If a married couple or civil partners buy an investment property HMRC the rules are
TSEM9812 – Property held jointly by married couples or civil partners: Overview: two main rules
There are two rules about property held jointly by married couples and civil partners:
the ‘50/50 rule’ (ITA/S836) whereby most income from jointly held property is treated as split equally between the two spouses or civil partners for income tax purposes; the 50/50 rule applies unless there is a valid declaration on form 17; sections TSEM9814-9840 contain the details;
the ‘form 17 rule’, whereby, if the true income split is different from 50/50, the couple can opt to be taxed on that basis for income tax purposes (ITA/S837); sections TSEM9842-9878 contain the details.
When you get married there are tax changes
Marriage Allowance lets you transfer £1,260 of your Personal Allowance to your husband, wife or civil partner.
This reduces their tax by up to £252 in the tax year (6 April to 5 April the next year).
Capital Gains Tax
If you and your spouse or civil partner are living together, any transfer of an asset between you is treated as giving rise to neither a gain nor a loss to the person transferring it. Any amount actually paid is ignored.
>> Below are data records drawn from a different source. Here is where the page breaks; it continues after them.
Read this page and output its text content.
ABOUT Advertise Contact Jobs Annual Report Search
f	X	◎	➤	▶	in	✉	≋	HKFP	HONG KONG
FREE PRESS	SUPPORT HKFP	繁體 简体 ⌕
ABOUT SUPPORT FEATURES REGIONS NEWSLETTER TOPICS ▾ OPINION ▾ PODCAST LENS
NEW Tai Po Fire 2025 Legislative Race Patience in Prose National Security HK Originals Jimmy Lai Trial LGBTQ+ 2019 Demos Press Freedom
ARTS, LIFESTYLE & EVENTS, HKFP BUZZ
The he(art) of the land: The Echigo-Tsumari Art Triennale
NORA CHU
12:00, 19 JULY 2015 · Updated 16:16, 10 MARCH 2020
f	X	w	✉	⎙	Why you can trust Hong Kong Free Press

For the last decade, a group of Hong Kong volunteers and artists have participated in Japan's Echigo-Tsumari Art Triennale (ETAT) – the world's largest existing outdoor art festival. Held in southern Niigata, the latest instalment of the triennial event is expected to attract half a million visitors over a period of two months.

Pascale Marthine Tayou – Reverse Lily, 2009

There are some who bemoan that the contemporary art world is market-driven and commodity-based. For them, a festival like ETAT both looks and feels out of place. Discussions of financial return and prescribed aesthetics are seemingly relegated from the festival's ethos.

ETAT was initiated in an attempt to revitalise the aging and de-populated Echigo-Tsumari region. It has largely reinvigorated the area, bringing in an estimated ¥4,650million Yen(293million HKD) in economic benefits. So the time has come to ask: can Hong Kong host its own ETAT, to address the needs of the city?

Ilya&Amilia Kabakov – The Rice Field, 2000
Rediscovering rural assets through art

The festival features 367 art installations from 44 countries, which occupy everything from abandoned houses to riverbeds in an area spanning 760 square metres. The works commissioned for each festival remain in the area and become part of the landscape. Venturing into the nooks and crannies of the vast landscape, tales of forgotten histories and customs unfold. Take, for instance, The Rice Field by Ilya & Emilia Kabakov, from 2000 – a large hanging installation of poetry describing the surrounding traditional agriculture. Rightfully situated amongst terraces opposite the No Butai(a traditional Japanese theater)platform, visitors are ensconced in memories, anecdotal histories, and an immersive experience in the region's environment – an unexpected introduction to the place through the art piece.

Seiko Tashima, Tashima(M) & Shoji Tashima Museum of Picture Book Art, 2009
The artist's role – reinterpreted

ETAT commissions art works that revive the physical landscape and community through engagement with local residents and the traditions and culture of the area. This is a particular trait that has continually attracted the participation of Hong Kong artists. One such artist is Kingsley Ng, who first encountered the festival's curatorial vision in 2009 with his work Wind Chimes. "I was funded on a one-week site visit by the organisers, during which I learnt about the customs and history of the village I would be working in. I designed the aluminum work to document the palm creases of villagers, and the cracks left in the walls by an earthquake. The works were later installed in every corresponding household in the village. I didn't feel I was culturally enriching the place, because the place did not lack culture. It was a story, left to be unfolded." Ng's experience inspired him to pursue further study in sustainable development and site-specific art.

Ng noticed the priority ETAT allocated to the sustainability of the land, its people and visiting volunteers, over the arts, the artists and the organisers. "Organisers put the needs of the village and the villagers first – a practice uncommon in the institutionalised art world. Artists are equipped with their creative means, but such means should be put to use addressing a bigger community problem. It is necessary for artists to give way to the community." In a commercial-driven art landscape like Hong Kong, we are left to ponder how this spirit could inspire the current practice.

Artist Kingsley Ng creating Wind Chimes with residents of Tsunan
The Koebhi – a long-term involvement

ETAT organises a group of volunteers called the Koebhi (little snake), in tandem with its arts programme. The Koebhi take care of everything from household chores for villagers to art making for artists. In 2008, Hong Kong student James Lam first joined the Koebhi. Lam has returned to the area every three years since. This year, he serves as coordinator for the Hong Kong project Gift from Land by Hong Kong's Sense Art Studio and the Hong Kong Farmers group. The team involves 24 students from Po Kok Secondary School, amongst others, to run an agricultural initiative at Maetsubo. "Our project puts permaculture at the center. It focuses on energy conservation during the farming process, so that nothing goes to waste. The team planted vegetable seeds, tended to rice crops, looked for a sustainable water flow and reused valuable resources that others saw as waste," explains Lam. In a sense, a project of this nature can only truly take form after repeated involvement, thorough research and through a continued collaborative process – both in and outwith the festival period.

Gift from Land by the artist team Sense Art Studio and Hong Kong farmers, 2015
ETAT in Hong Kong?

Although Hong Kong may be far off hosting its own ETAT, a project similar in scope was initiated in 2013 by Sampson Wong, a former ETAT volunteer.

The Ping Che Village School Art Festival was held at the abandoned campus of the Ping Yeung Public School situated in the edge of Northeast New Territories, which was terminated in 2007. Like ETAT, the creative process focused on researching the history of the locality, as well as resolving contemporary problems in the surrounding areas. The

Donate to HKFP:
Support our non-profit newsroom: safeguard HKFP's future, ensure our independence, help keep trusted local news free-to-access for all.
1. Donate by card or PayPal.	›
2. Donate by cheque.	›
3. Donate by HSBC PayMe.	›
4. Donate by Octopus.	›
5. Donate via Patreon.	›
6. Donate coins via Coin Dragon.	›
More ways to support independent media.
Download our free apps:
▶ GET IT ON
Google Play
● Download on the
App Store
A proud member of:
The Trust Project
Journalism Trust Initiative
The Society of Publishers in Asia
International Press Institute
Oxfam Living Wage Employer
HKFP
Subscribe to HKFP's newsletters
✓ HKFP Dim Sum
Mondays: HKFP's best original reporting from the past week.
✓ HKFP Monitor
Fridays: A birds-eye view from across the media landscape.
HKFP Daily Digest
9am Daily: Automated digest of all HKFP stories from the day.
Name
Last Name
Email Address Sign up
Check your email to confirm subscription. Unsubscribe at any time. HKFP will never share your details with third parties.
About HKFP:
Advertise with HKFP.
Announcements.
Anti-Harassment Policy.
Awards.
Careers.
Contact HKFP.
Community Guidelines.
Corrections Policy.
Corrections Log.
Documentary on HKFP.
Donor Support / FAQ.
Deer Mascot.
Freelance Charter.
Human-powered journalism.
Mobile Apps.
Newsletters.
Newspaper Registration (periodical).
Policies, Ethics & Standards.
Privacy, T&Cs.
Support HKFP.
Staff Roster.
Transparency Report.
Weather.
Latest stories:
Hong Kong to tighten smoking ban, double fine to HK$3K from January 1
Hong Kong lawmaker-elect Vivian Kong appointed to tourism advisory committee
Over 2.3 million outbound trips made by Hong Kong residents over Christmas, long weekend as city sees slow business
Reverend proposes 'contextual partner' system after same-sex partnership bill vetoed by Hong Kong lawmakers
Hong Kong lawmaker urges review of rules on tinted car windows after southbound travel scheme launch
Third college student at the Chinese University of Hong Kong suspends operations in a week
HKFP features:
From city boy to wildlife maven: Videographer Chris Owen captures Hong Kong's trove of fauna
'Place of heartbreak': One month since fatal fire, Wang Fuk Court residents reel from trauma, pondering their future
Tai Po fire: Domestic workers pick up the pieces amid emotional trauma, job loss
If the person receiving the asset later disposes of it, they will be treated as if they had paid an amount equal to the total of your costs.
In addition to the CGT exemption for gifts between spouses, a similar relief exists for inheritance tax (“IHT”) purposes in most cases, so that assets can be gifted from one spouse to another without triggering an IHT charge.
Plus unused Nil Rate bands can be transferred on death.
What about Investment Property?
The short answer is that it does not automatically become jointly owned on marriage, but at least you can transfer part of the ownership without incurring capital gains tax.
Just focusing on income tax, HMRC assume that when you buy a property/investment property its owned 50/50 between husband and wife or civil partners living together, this set out in the Income tax Act s 836. However, this rule will not apply in any of the following instances:
the income is from furnished holiday lettings;
there is actually a partnership in which case the income is divided according to the terms of the partnership agreement;
both husband and wife, or both civil partners, have signed a declaration stating their beneficial interests in both the property and the income arising from it.
When you make a declaration it must apply equally to ownership and income and a couple must be married or civil partners, you can’t be separated or divorced or joint tenants.
You can use this form to declare a beneficial interest if you hold property jointly and:
• you actually own the property in unequal shares, and
• you are entitled to the income arising in proportion to those shares, and
• you want to be taxed on that basis.
Form 17 must be submitted with in 60 days of completion, in addition a Declaration of Trust is likely to be required.
If there is a change, even a minor change, after submitting the Form 17 it will be invalid and revert to 50/50.
If the property is held in a single name it may be possible to use a declaration of trust to confirm joint beneficial interest.
Income Tax and Capital Gains Tax will be be based on the beneficial interest in the property, so if one spouse is a higher rate tax payer and the other a lower rate tax payer changing the proportion of ownership could have a significant tax advantage.
There is no default ownership for unmarried property owners.
Property owners may also need to agree the split with their mortgage lender.